No bien habían salido las palabras de su boca cuando un ladrillo salió volando de la nada, golpeando al astuto líder mercenario justo en la frente.
Los más de cien hombres de Li Yuanyuan avanzaron con ímpetu, armados con afiladas cuchillas, sin mostrar misericordia. En un abrir y cerrar de ojos, siete de los ocho soldados de las fuerzas especiales yacían muertos, solo quedaba el líder, arrodillado en el suelo con piernas temblorosas cubriéndose la frente, sin atreverse a respirar.
Una vez que todos estaban tendidos y sin vida en el suelo, Li Yuanyuan llamó a su gente de vuelta.
—Muy bien, marido, tú encárgate del resto —dijo.
—No creo que debas tener ningún problema con eso.
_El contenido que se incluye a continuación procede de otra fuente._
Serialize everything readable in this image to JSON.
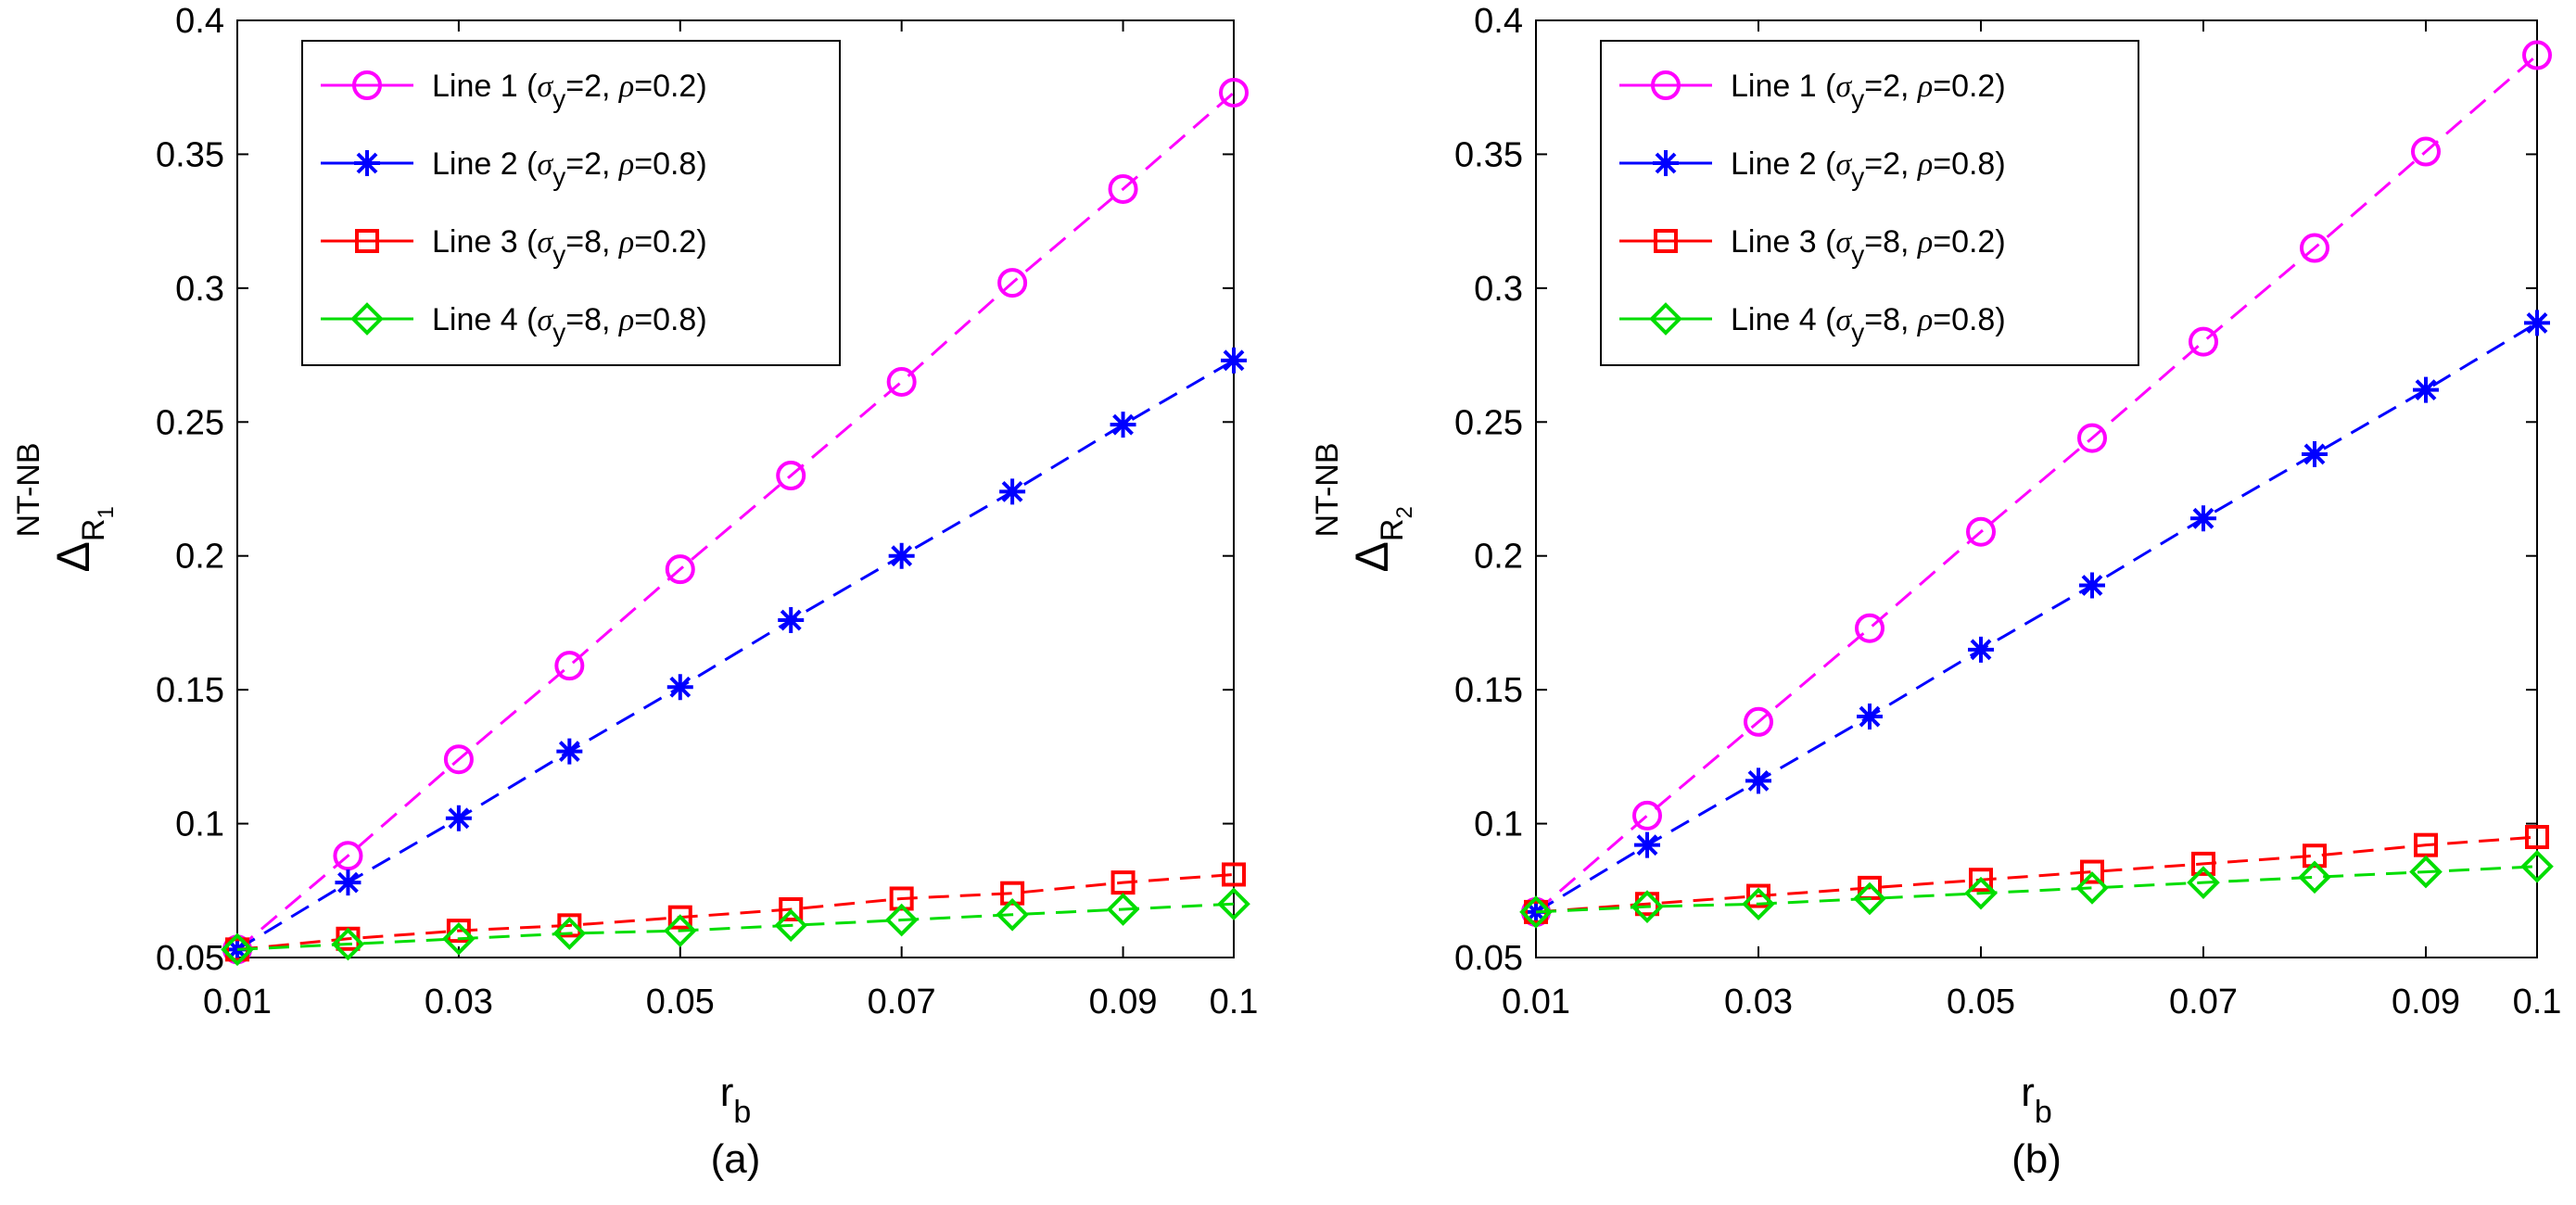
{
  "chart_data": [
    {
      "type": "line",
      "caption": "(a)",
      "xlabel_main": "r",
      "xlabel_sub": "b",
      "ylabel_main": "Δ",
      "ylabel_sup": "NT-NB",
      "ylabel_sub": "R",
      "ylabel_subsub": "1",
      "x": [
        0.01,
        0.02,
        0.03,
        0.04,
        0.05,
        0.06,
        0.07,
        0.08,
        0.09,
        0.1
      ],
      "xlim": [
        0.01,
        0.1
      ],
      "ylim": [
        0.05,
        0.4
      ],
      "xticks": [
        "0.01",
        "0.03",
        "0.05",
        "0.07",
        "0.09",
        "0.1"
      ],
      "yticks": [
        "0.05",
        "0.1",
        "0.15",
        "0.2",
        "0.25",
        "0.3",
        "0.35",
        "0.4"
      ],
      "legend_position": "top-left",
      "series": [
        {
          "name": "Line 1",
          "sigma": "2",
          "rho": "0.2",
          "color": "#ff00ff",
          "marker": "circle",
          "values": [
            0.053,
            0.088,
            0.124,
            0.159,
            0.195,
            0.23,
            0.265,
            0.302,
            0.337,
            0.373
          ]
        },
        {
          "name": "Line 2",
          "sigma": "2",
          "rho": "0.8",
          "color": "#0000ff",
          "marker": "asterisk",
          "values": [
            0.053,
            0.078,
            0.102,
            0.127,
            0.151,
            0.176,
            0.2,
            0.224,
            0.249,
            0.273
          ]
        },
        {
          "name": "Line 3",
          "sigma": "8",
          "rho": "0.2",
          "color": "#ff0000",
          "marker": "square",
          "values": [
            0.053,
            0.057,
            0.06,
            0.062,
            0.065,
            0.068,
            0.072,
            0.074,
            0.078,
            0.081
          ]
        },
        {
          "name": "Line 4",
          "sigma": "8",
          "rho": "0.8",
          "color": "#00dd00",
          "marker": "diamond",
          "values": [
            0.053,
            0.055,
            0.057,
            0.059,
            0.06,
            0.062,
            0.064,
            0.066,
            0.068,
            0.07
          ]
        }
      ]
    },
    {
      "type": "line",
      "caption": "(b)",
      "xlabel_main": "r",
      "xlabel_sub": "b",
      "ylabel_main": "Δ",
      "ylabel_sup": "NT-NB",
      "ylabel_sub": "R",
      "ylabel_subsub": "2",
      "x": [
        0.01,
        0.02,
        0.03,
        0.04,
        0.05,
        0.06,
        0.07,
        0.08,
        0.09,
        0.1
      ],
      "xlim": [
        0.01,
        0.1
      ],
      "ylim": [
        0.05,
        0.4
      ],
      "xticks": [
        "0.01",
        "0.03",
        "0.05",
        "0.07",
        "0.09",
        "0.1"
      ],
      "yticks": [
        "0.05",
        "0.1",
        "0.15",
        "0.2",
        "0.25",
        "0.3",
        "0.35",
        "0.4"
      ],
      "legend_position": "top-left",
      "series": [
        {
          "name": "Line 1",
          "sigma": "2",
          "rho": "0.2",
          "color": "#ff00ff",
          "marker": "circle",
          "values": [
            0.067,
            0.103,
            0.138,
            0.173,
            0.209,
            0.244,
            0.28,
            0.315,
            0.351,
            0.387
          ]
        },
        {
          "name": "Line 2",
          "sigma": "2",
          "rho": "0.8",
          "color": "#0000ff",
          "marker": "asterisk",
          "values": [
            0.067,
            0.092,
            0.116,
            0.14,
            0.165,
            0.189,
            0.214,
            0.238,
            0.262,
            0.287
          ]
        },
        {
          "name": "Line 3",
          "sigma": "8",
          "rho": "0.2",
          "color": "#ff0000",
          "marker": "square",
          "values": [
            0.067,
            0.07,
            0.073,
            0.076,
            0.079,
            0.082,
            0.085,
            0.088,
            0.092,
            0.095
          ]
        },
        {
          "name": "Line 4",
          "sigma": "8",
          "rho": "0.8",
          "color": "#00dd00",
          "marker": "diamond",
          "values": [
            0.067,
            0.069,
            0.07,
            0.072,
            0.074,
            0.076,
            0.078,
            0.08,
            0.082,
            0.084
          ]
        }
      ]
    }
  ]
}
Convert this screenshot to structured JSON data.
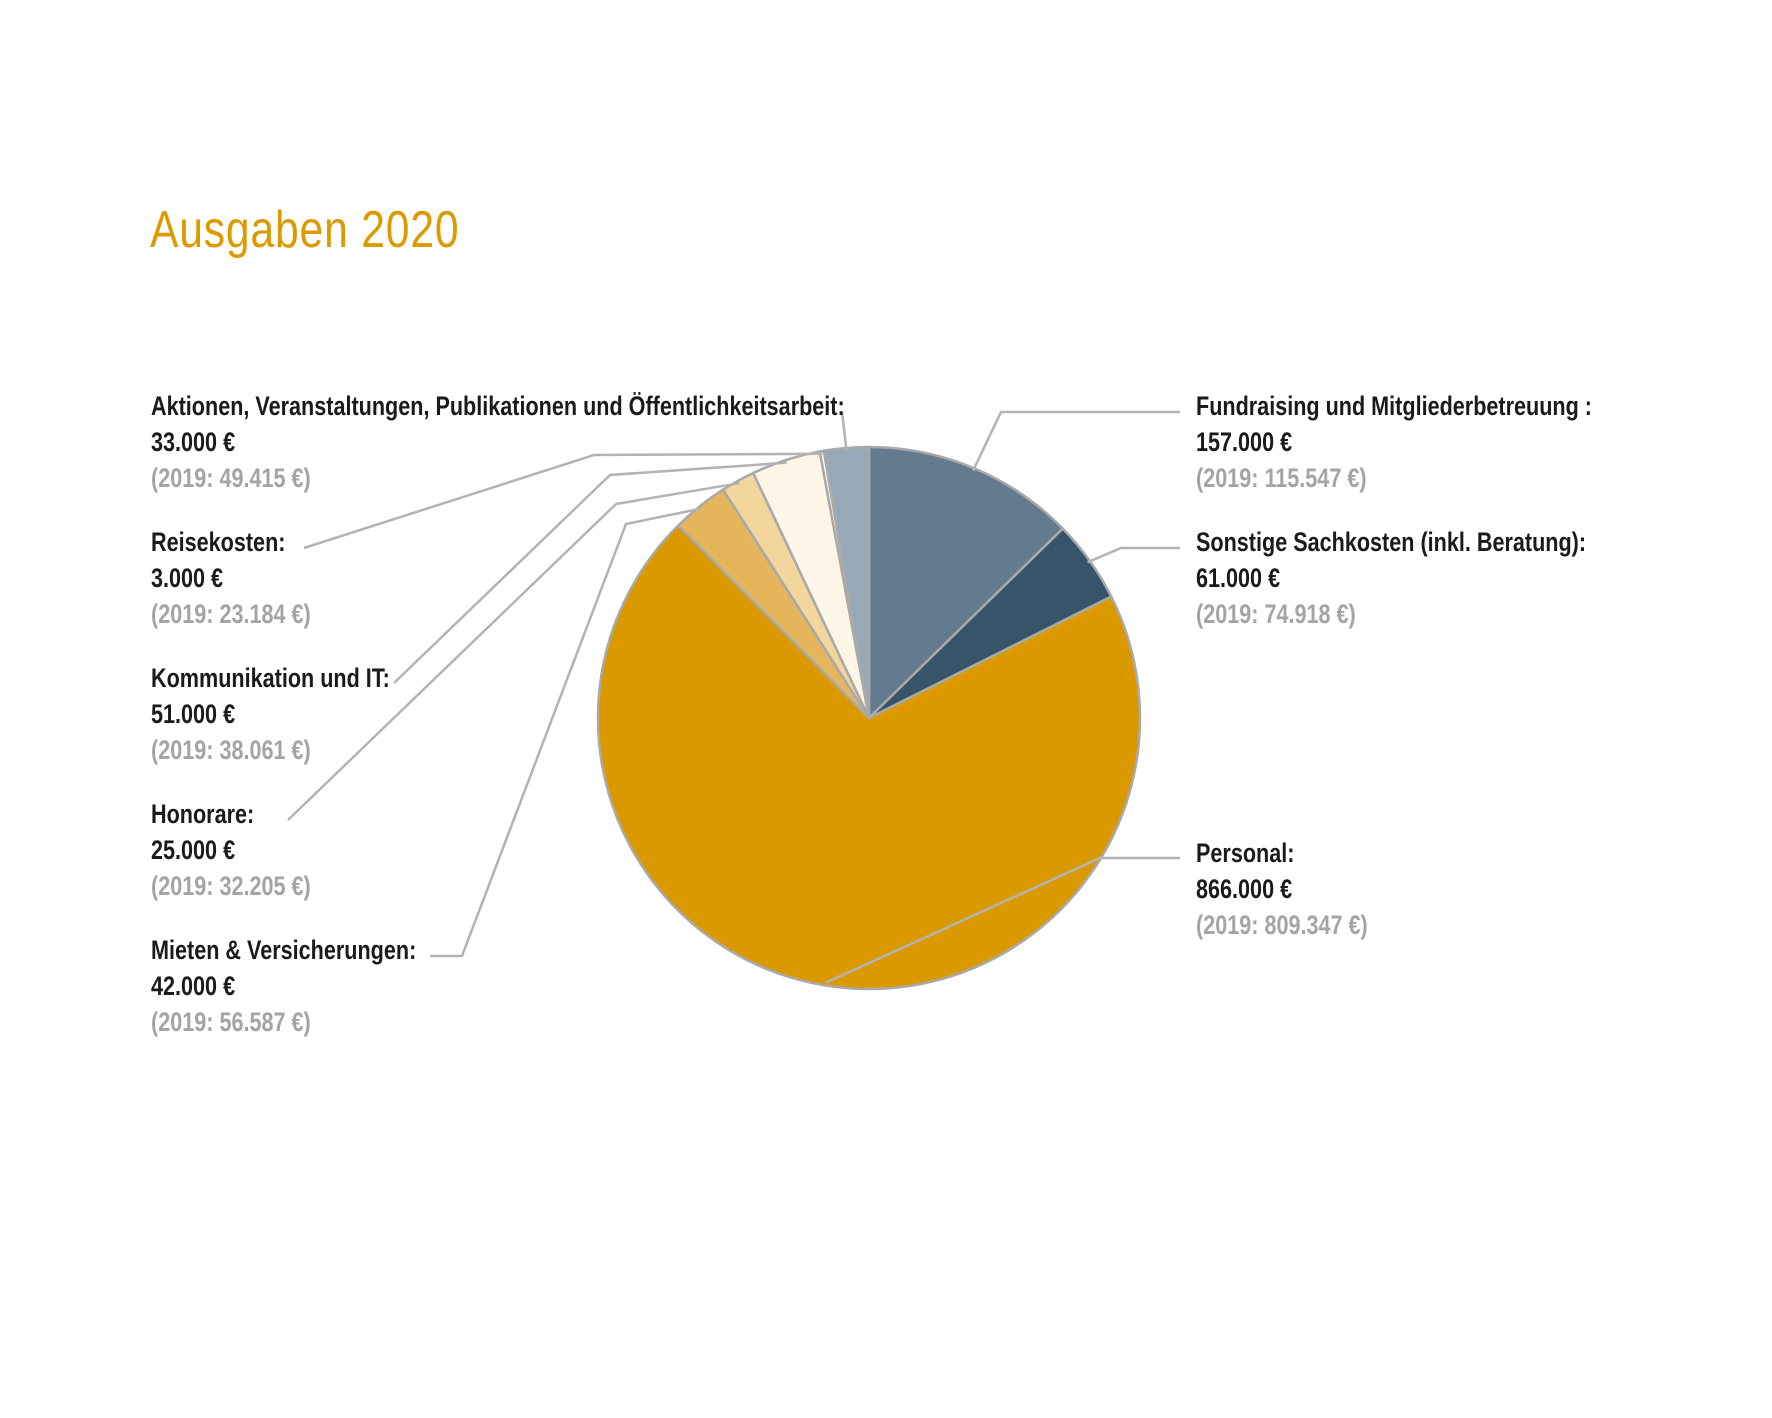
{
  "chart_data": {
    "type": "pie",
    "title": "Ausgaben 2020",
    "colors": {
      "fundraising": "#647a8e",
      "sachkosten": "#37546a",
      "personal": "#db9900",
      "mieten": "#e6b65c",
      "honorare": "#f2d69c",
      "kommunikation": "#fdf6e6",
      "reisekosten": "#fefcf6",
      "aktionen": "#97a9b7",
      "stroke": "#a9a9a9",
      "leader": "#b3b3b3"
    },
    "slices": [
      {
        "key": "fundraising",
        "label": "Fundraising und Mitgliederbetreuung :",
        "value": 157000,
        "value_label": "157.000 €",
        "prev_label": "(2019: 115.547 €)"
      },
      {
        "key": "sachkosten",
        "label": "Sonstige Sachkosten (inkl. Beratung):",
        "value": 61000,
        "value_label": "61.000 €",
        "prev_label": "(2019: 74.918 €)"
      },
      {
        "key": "personal",
        "label": "Personal:",
        "value": 866000,
        "value_label": "866.000 €",
        "prev_label": "(2019: 809.347 €)"
      },
      {
        "key": "mieten",
        "label": "Mieten & Versicherungen:",
        "value": 42000,
        "value_label": "42.000 €",
        "prev_label": "(2019: 56.587 €)"
      },
      {
        "key": "honorare",
        "label": "Honorare:",
        "value": 25000,
        "value_label": "25.000 €",
        "prev_label": "(2019: 32.205 €)"
      },
      {
        "key": "kommunikation",
        "label": "Kommunikation und IT:",
        "value": 51000,
        "value_label": "51.000 €",
        "prev_label": "(2019: 38.061 €)"
      },
      {
        "key": "reisekosten",
        "label": "Reisekosten:",
        "value": 3000,
        "value_label": "3.000 €",
        "prev_label": "(2019: 23.184 €)"
      },
      {
        "key": "aktionen",
        "label": "Aktionen, Veranstaltungen, Publikationen und Öffentlichkeitsarbeit:",
        "value": 33000,
        "value_label": "33.000 €",
        "prev_label": "(2019: 49.415 €)"
      }
    ]
  }
}
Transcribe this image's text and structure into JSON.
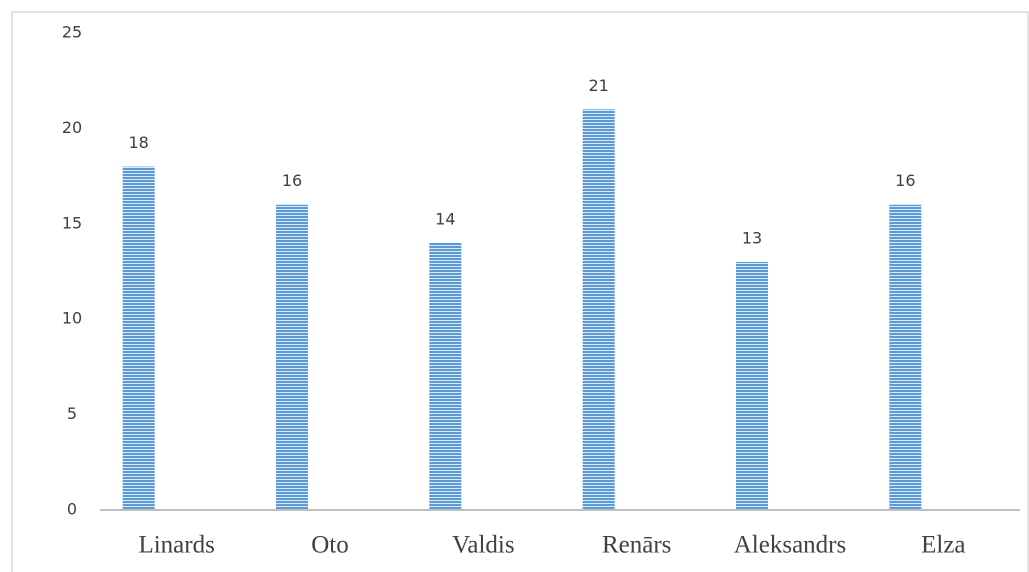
{
  "chart_data": {
    "type": "bar",
    "categories": [
      "Linards",
      "Oto",
      "Valdis",
      "Renārs",
      "Aleksandrs",
      "Elza"
    ],
    "values": [
      18,
      16,
      14,
      21,
      13,
      16
    ],
    "color": "#5b9bd5",
    "ylim": [
      0,
      25
    ],
    "yticks": [
      0,
      5,
      10,
      15,
      20,
      25
    ],
    "grid": false
  }
}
Solo no te avergüences.
Después de decir esto, Li Yuanyuan volvió al coche, mientras Wang Jie, con una fría sonrisa jugando en sus labios, se acercó lentamente al líder mercenario restante y lo pateó directamente en la rodilla.
—¿No estabas actuando como un duro hace un momento? ¿No sabes que esta es una zona prohibida para mercenarios como tú? ¿Cómo te atreves siquiera a poner un pie aquí? —se burló Wang Jie.
—En serio, si tantas ganas tienes de morir, deberías haberlo dicho antes. Nuestro gobierno definitivamente habría podido ofrecerte una vía rápida —dijo Wang Jie.
Tras terminar sus palabras, Wang Jie sacó su daga y rápidamente se encargó del líder mercenario.